Figure 13. The estimate based on linear discriminant analysis for Summary of actual fault big data.

2.2. Jump Diffusion Process Model

We apply a stochastic differential equation model to manage the maintenance effort in the operational phase of OSS projects. In the past, our research group has been proposed the jump diffusion process model [9] [10]. First, we discuss the flexible jump diffusion process model. The jump diffusion process model has derived from the following stochastic differential equation with Brownian motion [11] [12]:

$\frac{\text{d}J\left(t\right)}{\text{d}t}=\left\{D\left(t\right)+\gamma g\left(t\right)\right\}\left\{p-J\left(t\right)\right\}\mathrm{.}$ (1)

The parameters of Equation (1) are as follows:

$J\left(t\right)$ : the cumulative maintenance effort expenditures up to operational time $t\left(t\ge 0\right)$ in the OSS development project, this takes on continuous real values.

$D\left(t\right)$ : the increase rate of maintenance effort at operational time t and a non-negative function,

$\gamma $ : a positive constant representing a magnitude of the irregular fluctuation,

$g\left(t\right)$ : a standardized Gaussian white noise,

p: the estimated amount of maintenance effort required until the end of operation.

We extend to the following stochastic differential equation of an Itô type [11]:

$\text{d}J\left(t\right)=\left\{D\left(t\right)-\frac{1}{2}{\gamma}^{2}\right\}\left\{p-J\left(t\right)\right\}\text{d}t+\gamma \left\{p-J\left(t\right)\right\}\text{d}\omega \left(t\right).$ (2)

Then, the parameter $\omega \left(t\right)$ is defined as

$\omega \left(t\right)$ : one-dimensional Wiener process which is formally defined as an integration of the white noise $g\left(t\right)$ with respect to time t.

Then, the jump term can be added to the stochastic differential equation models in order to incorporate the irregular state around the time t by various external factors in the operation phase of OSS project. Then, the jump-diffusion process [9] [10] [13] is given as

$\text{d}{J}_{j}\left(t\right)=\left\{D\left(t\right)-\frac{1}{2}{\gamma}^{2}\right\}\left\{p-J\left(t\right)\right\}\text{d}t+\gamma \left\{p-{J}_{j}\left(t\right)\right\}\text{d}\omega \left(t\right)+d\left\{{\displaystyle \underset{i=1}{\overset{{\nu}_{t}\left(\lambda \right)}{\sum}}}\left({\rho}_{i}-1\right)\right\}.$ (3)

${\nu}_{t}\left(\lambda \right)$ : a Poisson point process with parameter $\lambda $ at operation time t.
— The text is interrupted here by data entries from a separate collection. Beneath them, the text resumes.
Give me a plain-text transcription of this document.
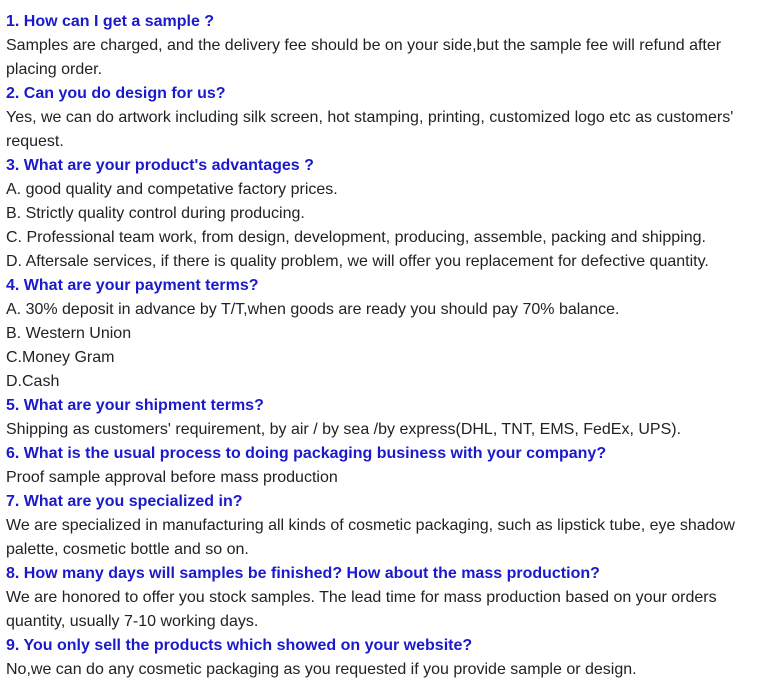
1. How can I get a sample ?
Samples are charged, and the delivery fee should be on your side,but the sample fee will refund after
placing order.
2. Can you do design for us?
Yes, we can do artwork including silk screen, hot stamping, printing, customized logo etc as customers'
request.
3. What are your product's advantages ?
A. good quality and competative factory prices.
B. Strictly quality control during producing.
C. Professional team work, from design, development, producing, assemble, packing and shipping.
D. Aftersale services, if there is quality problem, we will offer you replacement for defective quantity.
4. What are your payment terms?
A. 30% deposit in advance by T/T,when goods are ready you should pay 70% balance.
B. Western Union
C.Money Gram
D.Cash
5. What are your shipment terms?
Shipping as customers' requirement, by air / by sea /by express(DHL, TNT, EMS, FedEx, UPS).
6. What is the usual process to doing packaging business with your company?
Proof sample approval before mass production
7. What are you specialized in?
We are specialized in manufacturing all kinds of cosmetic packaging, such as lipstick tube, eye shadow
palette, cosmetic bottle and so on.
8. How many days will samples be finished? How about the mass production?
We are honored to offer you stock samples. The lead time for mass production based on your orders
quantity, usually 7-10 working days.
9. You only sell the products which showed on your website?
No,we can do any cosmetic packaging as you requested if you provide sample or design.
The number of occurred jumps, and $\lambda $ the jump rate. ${\nu}_{t}\left(\lambda \right)$ and $\omega \left(t\right)$, and ${\rho}_{i}$ are assumed to be mutually independent.

${\rho}_{i}$ : i-th jump range.

By using Itô’s formula [11] [12], the solution of the former equation can be obtained as follows:

${J}_{je}\left(t\right)=p\left[1-\mathrm{exp}\left\{-qt-\gamma \omega \left(t\right)-{\displaystyle \underset{i=1}{\overset{{\nu}_{t}\left(\lambda \right)}{\sum}}}\mathrm{log}{\rho}_{i}\right\}\right],$ (4)

${J}_{js}\left(t\right)=p\left[1-\left(1+qt\right)\mathrm{exp}\left\{-qt-\gamma \omega \left(t\right)-{\displaystyle \underset{i=1}{\overset{{\nu}_{t}\left(\lambda \right)}{\sum}}}\mathrm{log}{\rho}_{i}\right\}\right].$ (5)

Considering the effort expenditure phenomenon, we define the normal distribution function as Gaussian Jump-diffusion process in order to consider the characteristics of software effort-growth phenomena:

${\rho}_{i}\equiv {f}_{i}\left(x\right)=\frac{1}{\sqrt{2\pi}\tau}\mathrm{exp}\left[-\frac{{\left(x-\mu \right)}^{2}}{2{\tau}^{2}}\right].$ (6)

Then, we assume that the i-th jump range ${\rho}_{i}$ are approximately is estimated as the positive values in almost all cases, because the mean value μ keep a large value. The jump process is mutually independent from Wiener process in our model. Then, we will be able to estimate several parameters of jump term separated from ones of Wiener term.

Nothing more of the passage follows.